I have a class containing 2 lists, of different object types.

List<Student> students;
List<Lecturer> lecturers;

Each of these classes have a method that returns a String. I want to find something from that String and the method that I would create would be the same for both lists,the class name(Student/Lecturer), the list name(students/lecturers) and the method name(studentMethod/lecturerMethod) being the only ones that differ.

Knowing the className, listName and the methodName, how can I get the proper list(called listName) so I can then call the desired method(called methodName) from each object in the list.

PS : I know it would be easier to just create 2 separate methods for each list but I want my code to be DRY and also to learn more about OOP principles.

Example: If I want to get the students list and then invoke the studentMethod for each student I should have something like this:

void dryMethod(String className, String listName, String methodName) {
    Class<?> desiredClass = Class.forName(className);
    List<desiredClass> desiredList = getListByName(listName);
    Method desiredMethod = getMethodByName(methodName);
    for(desiredClass object : desiredList){
        manipulateString(object.desiredMethod());
    }
}
dryMethod("Student","students","studentMethod");

Is it possible?

Create a parent abstract class/interface that defines that method both classes should define. For example:

public interface Person {
    public void desiredMethod();
}

// Student will have to give an implementation for desiredMethod()
public class Student implements Person

// Lecturer will have to give an implementation for desiredMethod()
public class Lecturer implements Person

Then make dryMethod use a list of a type that implements Person :

void dryMethod(List<? implements Person> myList) {
   // you can use List<Student> and List<Lecturer> as myList
   for (Person person : myList) {
       person.desiredMethod();
   }
}

I recommend you to read some info about Polymorphism .

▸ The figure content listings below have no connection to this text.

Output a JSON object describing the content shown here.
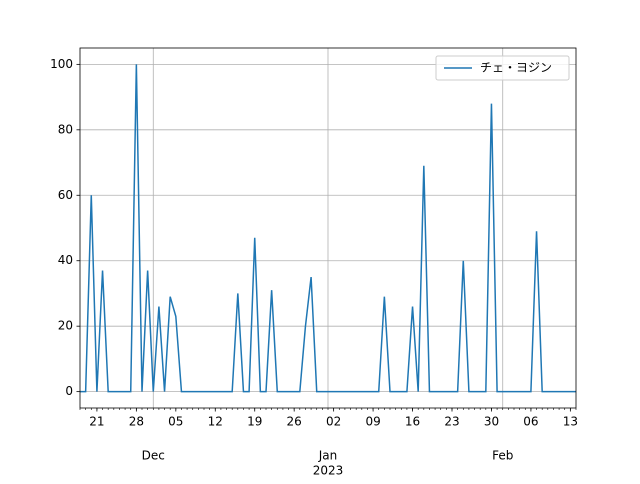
{
  "chart_data": {
    "type": "line",
    "x": [
      "2022-11-18",
      "2022-11-19",
      "2022-11-20",
      "2022-11-21",
      "2022-11-22",
      "2022-11-23",
      "2022-11-24",
      "2022-11-25",
      "2022-11-26",
      "2022-11-27",
      "2022-11-28",
      "2022-11-29",
      "2022-11-30",
      "2022-12-01",
      "2022-12-02",
      "2022-12-03",
      "2022-12-04",
      "2022-12-05",
      "2022-12-06",
      "2022-12-07",
      "2022-12-08",
      "2022-12-09",
      "2022-12-10",
      "2022-12-11",
      "2022-12-12",
      "2022-12-13",
      "2022-12-14",
      "2022-12-15",
      "2022-12-16",
      "2022-12-17",
      "2022-12-18",
      "2022-12-19",
      "2022-12-20",
      "2022-12-21",
      "2022-12-22",
      "2022-12-23",
      "2022-12-24",
      "2022-12-25",
      "2022-12-26",
      "2022-12-27",
      "2022-12-28",
      "2022-12-29",
      "2022-12-30",
      "2022-12-31",
      "2023-01-01",
      "2023-01-02",
      "2023-01-03",
      "2023-01-04",
      "2023-01-05",
      "2023-01-06",
      "2023-01-07",
      "2023-01-08",
      "2023-01-09",
      "2023-01-10",
      "2023-01-11",
      "2023-01-12",
      "2023-01-13",
      "2023-01-14",
      "2023-01-15",
      "2023-01-16",
      "2023-01-17",
      "2023-01-18",
      "2023-01-19",
      "2023-01-20",
      "2023-01-21",
      "2023-01-22",
      "2023-01-23",
      "2023-01-24",
      "2023-01-25",
      "2023-01-26",
      "2023-01-27",
      "2023-01-28",
      "2023-01-29",
      "2023-01-30",
      "2023-01-31",
      "2023-02-01",
      "2023-02-02",
      "2023-02-03",
      "2023-02-04",
      "2023-02-05",
      "2023-02-06",
      "2023-02-07",
      "2023-02-08",
      "2023-02-09",
      "2023-02-10",
      "2023-02-11",
      "2023-02-12",
      "2023-02-13",
      "2023-02-14"
    ],
    "series": [
      {
        "name": "チェ・ヨジン",
        "color": "#1f77b4",
        "values": [
          0,
          0,
          60,
          0,
          37,
          0,
          0,
          0,
          0,
          0,
          100,
          0,
          37,
          0,
          26,
          0,
          29,
          23,
          0,
          0,
          0,
          0,
          0,
          0,
          0,
          0,
          0,
          0,
          30,
          0,
          0,
          47,
          0,
          0,
          31,
          0,
          0,
          0,
          0,
          0,
          20,
          35,
          0,
          0,
          0,
          0,
          0,
          0,
          0,
          0,
          0,
          0,
          0,
          0,
          29,
          0,
          0,
          0,
          0,
          26,
          0,
          69,
          0,
          0,
          0,
          0,
          0,
          0,
          40,
          0,
          0,
          0,
          0,
          88,
          0,
          0,
          0,
          0,
          0,
          0,
          0,
          49,
          0,
          0,
          0,
          0,
          0,
          0,
          0
        ]
      }
    ],
    "xlim": [
      "2022-11-18",
      "2023-02-14"
    ],
    "xticks": [
      {
        "value": "2022-11-21",
        "label": "21"
      },
      {
        "value": "2022-11-28",
        "label": "28"
      },
      {
        "value": "2022-12-05",
        "label": "05"
      },
      {
        "value": "2022-12-12",
        "label": "12"
      },
      {
        "value": "2022-12-19",
        "label": "19"
      },
      {
        "value": "2022-12-26",
        "label": "26"
      },
      {
        "value": "2023-01-02",
        "label": "02"
      },
      {
        "value": "2023-01-09",
        "label": "09"
      },
      {
        "value": "2023-01-16",
        "label": "16"
      },
      {
        "value": "2023-01-23",
        "label": "23"
      },
      {
        "value": "2023-01-30",
        "label": "30"
      },
      {
        "value": "2023-02-06",
        "label": "06"
      },
      {
        "value": "2023-02-13",
        "label": "13"
      }
    ],
    "month_ticks": [
      {
        "value": "2022-12-01",
        "label": "Dec"
      },
      {
        "value": "2023-01-01",
        "label": "Jan"
      },
      {
        "value": "2023-02-01",
        "label": "Feb"
      }
    ],
    "year_label": {
      "value": "2023-01-01",
      "label": "2023"
    },
    "ylim": [
      -5,
      105
    ],
    "yticks": [
      0,
      20,
      40,
      60,
      80,
      100
    ],
    "grid": true,
    "legend": "upper right"
  }
}
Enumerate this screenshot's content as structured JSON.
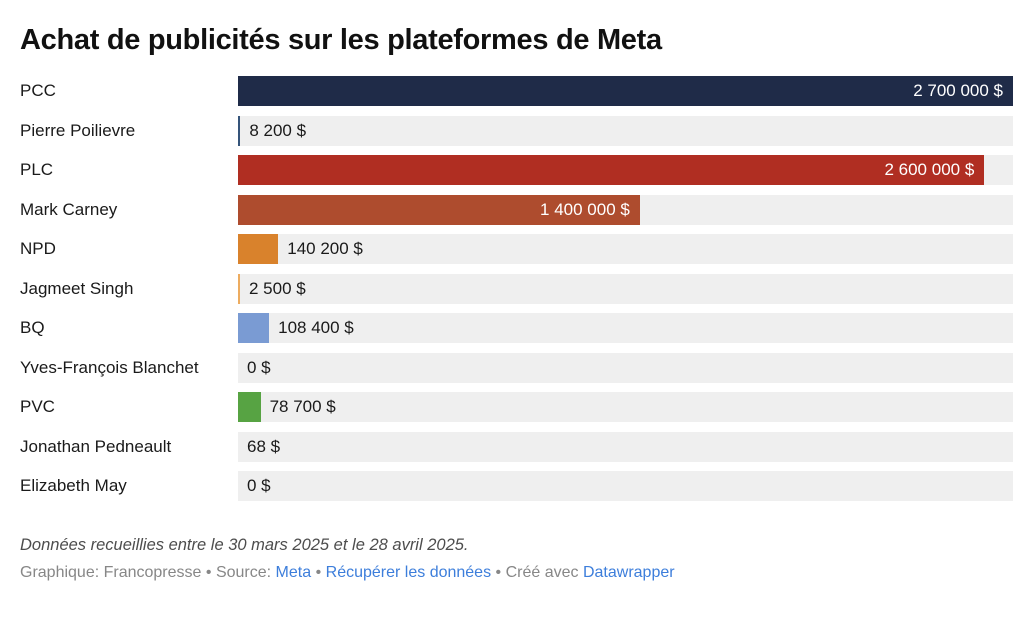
{
  "title": "Achat de publicités sur les plateformes de Meta",
  "chart_data": {
    "type": "bar",
    "orientation": "horizontal",
    "unit": "$",
    "max_value": 2700000,
    "grid": false,
    "legend": false,
    "row_background": "#efefef",
    "categories": [
      "PCC",
      "Pierre Poilievre",
      "PLC",
      "Mark Carney",
      "NPD",
      "Jagmeet Singh",
      "BQ",
      "Yves-François Blanchet",
      "PVC",
      "Jonathan Pedneault",
      "Elizabeth May"
    ],
    "values": [
      2700000,
      8200,
      2600000,
      1400000,
      140200,
      2500,
      108400,
      0,
      78700,
      68,
      0
    ],
    "rows": [
      {
        "label": "PCC",
        "value": 2700000,
        "value_label": "2 700 000 $",
        "color": "#1f2b48",
        "label_position": "inside"
      },
      {
        "label": "Pierre Poilievre",
        "value": 8200,
        "value_label": "8 200 $",
        "color": "#35547a",
        "label_position": "outside"
      },
      {
        "label": "PLC",
        "value": 2600000,
        "value_label": "2 600 000 $",
        "color": "#b02e22",
        "label_position": "inside"
      },
      {
        "label": "Mark Carney",
        "value": 1400000,
        "value_label": "1 400 000 $",
        "color": "#ae4c2e",
        "label_position": "inside"
      },
      {
        "label": "NPD",
        "value": 140200,
        "value_label": "140 200 $",
        "color": "#d9822c",
        "label_position": "outside"
      },
      {
        "label": "Jagmeet Singh",
        "value": 2500,
        "value_label": "2 500 $",
        "color": "#edac60",
        "label_position": "outside"
      },
      {
        "label": "BQ",
        "value": 108400,
        "value_label": "108 400 $",
        "color": "#7a9bd3",
        "label_position": "outside"
      },
      {
        "label": "Yves-François Blanchet",
        "value": 0,
        "value_label": "0 $",
        "label_position": "outside"
      },
      {
        "label": "PVC",
        "value": 78700,
        "value_label": "78 700 $",
        "color": "#57a343",
        "label_position": "outside"
      },
      {
        "label": "Jonathan Pedneault",
        "value": 68,
        "value_label": "68 $",
        "label_position": "outside"
      },
      {
        "label": "Elizabeth May",
        "value": 0,
        "value_label": "0 $",
        "label_position": "outside"
      }
    ]
  },
  "footer": {
    "note": "Données recueillies entre le 30 mars 2025 et le 28 avril 2025.",
    "byline": "Graphique: Francopresse",
    "separator": "•",
    "source_prefix": "Source:",
    "source_link": "Meta",
    "data_link": "Récupérer les données",
    "created_prefix": "Créé avec",
    "tool_link": "Datawrapper",
    "link_color": "#3d7edb"
  }
}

EDIT: When declaring your lists, you can do:

List<Student> students;  // only Student class allowed
List<Lecturer> lecturers;  // only Lecturer class allowed
List<Person> students;  // both Student and Lecturer class allowed

One thing to ask yourself is, if you have two classes with two methods that do pretty much the same thing, should those two methods actually have the same name and be specified by the same interface?

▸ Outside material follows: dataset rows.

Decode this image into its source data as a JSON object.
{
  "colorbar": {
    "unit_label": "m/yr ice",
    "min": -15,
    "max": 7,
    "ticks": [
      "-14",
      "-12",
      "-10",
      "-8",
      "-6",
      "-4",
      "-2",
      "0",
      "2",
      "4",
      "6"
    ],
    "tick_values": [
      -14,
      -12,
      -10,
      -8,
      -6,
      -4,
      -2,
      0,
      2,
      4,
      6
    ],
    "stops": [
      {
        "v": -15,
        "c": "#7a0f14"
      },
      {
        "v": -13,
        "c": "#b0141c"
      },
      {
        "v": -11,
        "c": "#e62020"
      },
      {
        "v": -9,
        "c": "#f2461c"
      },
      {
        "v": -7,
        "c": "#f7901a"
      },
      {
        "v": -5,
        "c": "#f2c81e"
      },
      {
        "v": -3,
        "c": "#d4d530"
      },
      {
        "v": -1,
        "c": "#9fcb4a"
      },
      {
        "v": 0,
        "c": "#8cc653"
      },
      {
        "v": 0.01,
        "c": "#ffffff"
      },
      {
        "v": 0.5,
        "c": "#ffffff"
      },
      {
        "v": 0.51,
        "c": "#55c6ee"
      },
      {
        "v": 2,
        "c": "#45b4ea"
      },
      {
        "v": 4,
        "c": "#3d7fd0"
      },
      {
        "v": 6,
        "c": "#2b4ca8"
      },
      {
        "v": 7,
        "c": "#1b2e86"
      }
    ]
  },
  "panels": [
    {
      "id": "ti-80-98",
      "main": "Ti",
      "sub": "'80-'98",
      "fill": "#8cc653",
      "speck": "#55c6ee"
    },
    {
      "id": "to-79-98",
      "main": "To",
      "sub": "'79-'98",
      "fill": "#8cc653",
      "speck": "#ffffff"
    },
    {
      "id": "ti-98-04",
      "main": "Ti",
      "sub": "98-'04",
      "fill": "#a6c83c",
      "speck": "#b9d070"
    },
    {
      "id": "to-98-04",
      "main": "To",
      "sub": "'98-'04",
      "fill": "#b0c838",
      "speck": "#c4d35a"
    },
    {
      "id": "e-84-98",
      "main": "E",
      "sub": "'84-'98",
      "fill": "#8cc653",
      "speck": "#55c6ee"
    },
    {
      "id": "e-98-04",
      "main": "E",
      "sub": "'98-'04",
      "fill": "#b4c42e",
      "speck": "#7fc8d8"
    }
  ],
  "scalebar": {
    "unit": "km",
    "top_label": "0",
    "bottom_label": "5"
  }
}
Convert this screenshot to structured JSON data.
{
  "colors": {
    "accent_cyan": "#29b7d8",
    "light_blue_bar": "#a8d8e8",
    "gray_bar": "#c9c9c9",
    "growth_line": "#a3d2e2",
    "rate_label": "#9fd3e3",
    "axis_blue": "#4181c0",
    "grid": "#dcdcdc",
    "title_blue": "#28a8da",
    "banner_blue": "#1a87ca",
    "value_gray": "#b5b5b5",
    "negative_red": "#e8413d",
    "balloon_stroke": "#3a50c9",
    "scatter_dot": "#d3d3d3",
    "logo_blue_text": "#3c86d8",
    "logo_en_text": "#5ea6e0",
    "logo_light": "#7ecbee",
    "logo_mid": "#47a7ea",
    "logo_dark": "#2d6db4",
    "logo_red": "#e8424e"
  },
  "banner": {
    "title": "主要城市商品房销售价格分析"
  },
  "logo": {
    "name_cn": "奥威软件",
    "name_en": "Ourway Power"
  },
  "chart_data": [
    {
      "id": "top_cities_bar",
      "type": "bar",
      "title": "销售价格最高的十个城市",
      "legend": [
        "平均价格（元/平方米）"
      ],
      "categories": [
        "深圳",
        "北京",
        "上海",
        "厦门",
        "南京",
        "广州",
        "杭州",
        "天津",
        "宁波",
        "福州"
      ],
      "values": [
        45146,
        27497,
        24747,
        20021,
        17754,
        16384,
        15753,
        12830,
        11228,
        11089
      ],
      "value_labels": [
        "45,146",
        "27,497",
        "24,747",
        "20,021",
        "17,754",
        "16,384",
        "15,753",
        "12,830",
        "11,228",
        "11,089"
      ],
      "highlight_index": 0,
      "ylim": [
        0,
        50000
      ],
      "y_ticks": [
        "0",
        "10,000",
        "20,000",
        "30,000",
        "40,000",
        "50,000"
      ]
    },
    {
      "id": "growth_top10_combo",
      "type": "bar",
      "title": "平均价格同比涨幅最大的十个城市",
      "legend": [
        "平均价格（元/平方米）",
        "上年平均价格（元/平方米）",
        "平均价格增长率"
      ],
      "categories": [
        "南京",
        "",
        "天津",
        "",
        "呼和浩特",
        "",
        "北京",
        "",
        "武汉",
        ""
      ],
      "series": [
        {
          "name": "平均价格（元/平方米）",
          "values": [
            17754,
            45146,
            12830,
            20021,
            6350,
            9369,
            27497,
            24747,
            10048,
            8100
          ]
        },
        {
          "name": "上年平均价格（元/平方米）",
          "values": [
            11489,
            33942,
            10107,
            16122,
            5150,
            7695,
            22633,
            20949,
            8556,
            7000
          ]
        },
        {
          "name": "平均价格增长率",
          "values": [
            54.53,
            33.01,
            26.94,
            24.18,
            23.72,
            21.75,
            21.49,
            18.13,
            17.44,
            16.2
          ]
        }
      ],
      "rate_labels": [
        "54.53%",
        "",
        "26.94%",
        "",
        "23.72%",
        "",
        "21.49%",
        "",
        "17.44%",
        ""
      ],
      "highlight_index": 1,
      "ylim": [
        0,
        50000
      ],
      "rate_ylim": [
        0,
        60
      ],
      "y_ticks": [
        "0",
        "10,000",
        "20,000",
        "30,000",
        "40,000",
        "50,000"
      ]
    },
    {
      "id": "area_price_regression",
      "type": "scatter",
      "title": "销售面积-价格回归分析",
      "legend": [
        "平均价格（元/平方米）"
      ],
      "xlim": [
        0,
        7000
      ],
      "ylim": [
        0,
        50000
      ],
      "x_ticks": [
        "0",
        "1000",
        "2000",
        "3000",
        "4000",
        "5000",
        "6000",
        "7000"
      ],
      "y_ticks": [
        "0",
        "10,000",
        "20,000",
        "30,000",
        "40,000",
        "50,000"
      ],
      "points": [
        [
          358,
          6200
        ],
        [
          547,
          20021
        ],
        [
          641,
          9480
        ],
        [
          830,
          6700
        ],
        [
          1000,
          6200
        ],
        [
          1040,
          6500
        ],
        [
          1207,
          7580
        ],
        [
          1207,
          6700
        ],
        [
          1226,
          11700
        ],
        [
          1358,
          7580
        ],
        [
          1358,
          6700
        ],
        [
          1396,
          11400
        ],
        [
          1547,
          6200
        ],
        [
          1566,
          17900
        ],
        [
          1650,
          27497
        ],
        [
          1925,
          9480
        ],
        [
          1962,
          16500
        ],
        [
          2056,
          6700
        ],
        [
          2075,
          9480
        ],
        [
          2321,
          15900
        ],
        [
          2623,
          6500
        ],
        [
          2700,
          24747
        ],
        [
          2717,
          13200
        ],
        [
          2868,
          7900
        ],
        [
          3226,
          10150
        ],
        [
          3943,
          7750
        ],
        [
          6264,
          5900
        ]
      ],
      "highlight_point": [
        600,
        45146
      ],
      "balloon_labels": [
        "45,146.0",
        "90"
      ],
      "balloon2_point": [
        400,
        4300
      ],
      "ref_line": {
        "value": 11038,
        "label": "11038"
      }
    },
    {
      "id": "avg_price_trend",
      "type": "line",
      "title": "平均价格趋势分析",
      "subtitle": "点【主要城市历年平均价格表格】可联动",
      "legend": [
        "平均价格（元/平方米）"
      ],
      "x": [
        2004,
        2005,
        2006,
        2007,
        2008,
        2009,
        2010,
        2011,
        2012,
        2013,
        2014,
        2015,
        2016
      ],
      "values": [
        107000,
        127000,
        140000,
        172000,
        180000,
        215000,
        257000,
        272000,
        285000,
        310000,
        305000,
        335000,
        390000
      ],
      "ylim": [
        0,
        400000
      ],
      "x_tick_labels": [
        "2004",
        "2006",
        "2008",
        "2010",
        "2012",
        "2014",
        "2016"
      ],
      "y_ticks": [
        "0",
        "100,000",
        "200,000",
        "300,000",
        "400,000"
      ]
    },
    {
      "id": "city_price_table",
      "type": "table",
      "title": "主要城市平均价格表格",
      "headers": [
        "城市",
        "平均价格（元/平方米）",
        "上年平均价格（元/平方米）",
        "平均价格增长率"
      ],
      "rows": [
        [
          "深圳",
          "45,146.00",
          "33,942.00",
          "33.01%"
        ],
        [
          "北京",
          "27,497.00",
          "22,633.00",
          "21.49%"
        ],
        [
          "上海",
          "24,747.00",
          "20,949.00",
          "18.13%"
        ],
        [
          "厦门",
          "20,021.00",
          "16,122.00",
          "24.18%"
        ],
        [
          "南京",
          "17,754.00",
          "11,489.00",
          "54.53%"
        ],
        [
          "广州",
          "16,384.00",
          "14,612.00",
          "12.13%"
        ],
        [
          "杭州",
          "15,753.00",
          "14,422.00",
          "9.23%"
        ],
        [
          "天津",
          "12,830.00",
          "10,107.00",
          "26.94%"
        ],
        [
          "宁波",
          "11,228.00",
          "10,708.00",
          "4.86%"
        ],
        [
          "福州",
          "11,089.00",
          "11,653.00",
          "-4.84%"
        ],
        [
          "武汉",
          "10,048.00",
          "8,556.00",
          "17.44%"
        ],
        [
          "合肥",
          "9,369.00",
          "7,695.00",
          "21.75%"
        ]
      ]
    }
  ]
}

Even if that is not the case, you don't have to abandon DRY. You can define the string processing logic in a common method, and use the stream operator map to transform students and lecturers into streams of String :

students.stream().map(Student::studentMethod).forEach(this::commonMethod);
lecturers.stream().map(Lecturer::lecturerMethod).forEach(this::commonMethod);

void commonMethod(String str) { ... }

This is more FP style than OOP style though. A good OOP method of doing generic operations on different types is using the Visitor design pattern , but that requires writing quite a bit of boilerplate code compared to streams.